I was in the Gobi Desert in Mongolia. One morning as I stood outside the ger where I was staying I listened. I didn’t hear a thing. No traffic noise, no people talking, no music playing, no birds chirping, no dogs barking, no insects buzzing, no running water. It was a unique experience.
Silence is unfamiliar to us. We live in such a noisy world. Some people get uncomfortable with silence and turn on the TV or music as soon as they get in the house. Silence in a conversation can feel awkward and lead people to say something to break the silence, even if they have nothing to say.
The terrible trials Job suffered led three of his friends to come to comfort him. “… they sat on the ground with him for seven days and seven nights. No one said a word to him, because they saw how great his suffering was” (Job 2:11). Sometimes comfort is shared in silence. At times it is better to share tears rather than words.
Job’s friends comforted in silence for seven days, but then they could no longer contain themselves. They told Job he must have done something evil that made God angry and that was the cause of all his suffering. Their words brought deep hurt instead of comfort.
It’s tempting to think every incorrect statement requires a rebuttal and every problem needs an explanation. When hard things happen often we don’t have a good answer to the question “why?”, and we cause trouble when we try to give one. Sometimes the best response is silence. “A man of knowledge uses words with restraint … Even a fool is thought wise if he keeps silent, and discerning if he holds his tongue” (Proverbs 17:27-28).
Social media makes it easy to use words in abundance. That ease can be harmful and dangerous. Words are powerful. We need to pray for God to give us wisdom, restraint and discernment in using them.
In some matters we are to speak and not be silent. We are not to be silent about our sin. “When I kept silent, my bones wasted away through my groaning all day long. … Then I acknowledged my sin to you and did not cover up my iniquity. I said, ‘I will confess my transgressions to the Lord’ – and you forgave the guilt of my sin” (Psalm 32:3, 5).

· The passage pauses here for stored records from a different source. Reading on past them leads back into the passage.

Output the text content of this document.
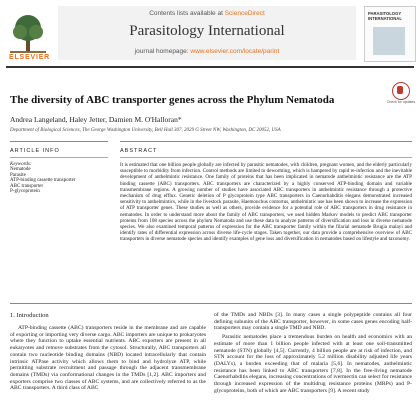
ELSEVIER
Contents lists available at ScienceDirect
Parasitology International
journal homepage: www.elsevier.com/locate/parint
PARASITOLOGY INTERNATIONAL
The diversity of ABC transporter genes across the Phylum Nematoda	Check for updates
Andrea Langeland, Haley Jetter, Damien M. O'Halloran*
Department of Biological Sciences, The George Washington University, Bell Hall 307, 2029 G Street NW, Washington, DC 20052, USA
ARTICLE INFO
Keywords:
Nematode
Parasite
ATP-binding cassette transporter
ABC transporter
P-glycoprotein
ABSTRACT

It is estimated that one billion people globally are infected by parasitic nematodes, with children, pregnant women, and the elderly particularly susceptible to morbidity from infection. Control methods are limited to deworming, which is hampered by rapid re-infection and the inevitable development of anthelmintic resistance. One family of proteins that has been implicated in nematode anthelmintic resistance are the ATP binding cassette (ABC) transporters. ABC transporters are characterized by a highly conserved ATP-binding domain and variable transmembrane regions. A growing number of studies have associated ABC transporters in anthelmintic resistance through a protective mechanism of drug efflux. Genetic deletion of P glycoprotein type ABC transporters in Caenorhabditis elegans demonstrated increased sensitivity to anthelmintics, while in the livestock parasite, Haemonchus contortus, anthelmintic use has been shown to increase the expression of ATP transporter genes. These studies as well as others, provide evidence for a potential role of ABC transporters in drug resistance in nematodes. In order to understand more about the family of ABC transporters, we used hidden Markov models to predict ABC transporter proteins from 108 species across the phylum Nematoda and use these data to analyze patterns of diversification and loss in diverse nematode species. We also examined temporal patterns of expression for the ABC transporter family within the filarial nematode Brugia malayi and identify rates of differential expression across diverse life-cycle stages. Taken together, our data provide a comprehensive overview of ABC transporters in diverse nematode species and identify examples of gene loss and diversification in nematodes based on lifestyle and taxonomy.

1. Introduction

ATP-binding cassette (ABC) transporters reside in the membrane and are capable of exporting or importing very diverse cargo. ABC importers are unique to prokaryotes where they function to uptake essential nutrients. ABC exporters are present in all eukaryotes and remove substrates from the cytosol. Structurally, ABC transporters all contain two nucleotide binding domains (NBD) located intracellularly that contain intrinsic ATPase activity which allows them to bind and hydrolyze ATP, while permitting substrate recruitment and passage through the adjacent transmembrane domains (TMDs) via conformational changes in the TMDs [1,2]. ABC importers and exporters comprise two classes of ABC systems, and are collectively referred to as the ABC transporters. A third class of ABC

of the TMDs and NBDs [3]. In many cases a single polypeptide contains all four defining subunits of the ABC transporter, however, in some cases genes encoding half-transporters may contain a single TMD and NBD.

Parasitic nematodes place a tremendous burden on health and economics with an estimate of more than 1 billion people infected with at least one soil-transmitted nematode (STN) globally [4,5]. Currently, 4 billion people are at risk of infection, and STN account for the loss of approximately 5.2 million disability adjusted life years (DALYs), a burden exceeding that of malaria [5,6]. In nematodes, anthelmintic resistance has been linked to ABC transporters [7,8]. In the free-living nematode Caenorhabditis elegans, increasing concentrations of ivermectin can select for resistance through increased expression of the multidrug resistance proteins (MRPs) and P-glycoproteins, both of which are ABC transporters [9]. A recent study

We are not to be silent about the great things God has done. “… we will tell the next generation the praiseworthy deeds of the Lord, his power, and the wonders he has done” (Psalm 78:4).
Sometimes it feels like God is silent. We pray and we cry out for help, but no response seems to come, at least not as quick and clear as we would like. We plead like David, “To you I call, O Lord my Rock; do not turn a deaf ear to me. For if you remain silent, I will be like those who have gone down to the pit” (Psalm 28:1).
We rejoice that God has spoken, in His Word, the Scriptures. He may seem silent about some things, but He is not silent at all about His love and grace and way of salvation. Jesus is the Word (John 1:1) who communicates clearly that forgiveness, hope and life eternal is offered by faith in Christ.
Wonderfully said! I have to admit I feel God’s presence the most when it’s quiet. Nothing but He and I listening to one another. It’s sad one needs to leave the house to “really listen,” but I’m pretty guilty of that. A walk alone, sitting by the creek , it’s serene and so much needed! And, yes… Often comfort is shared in silence!!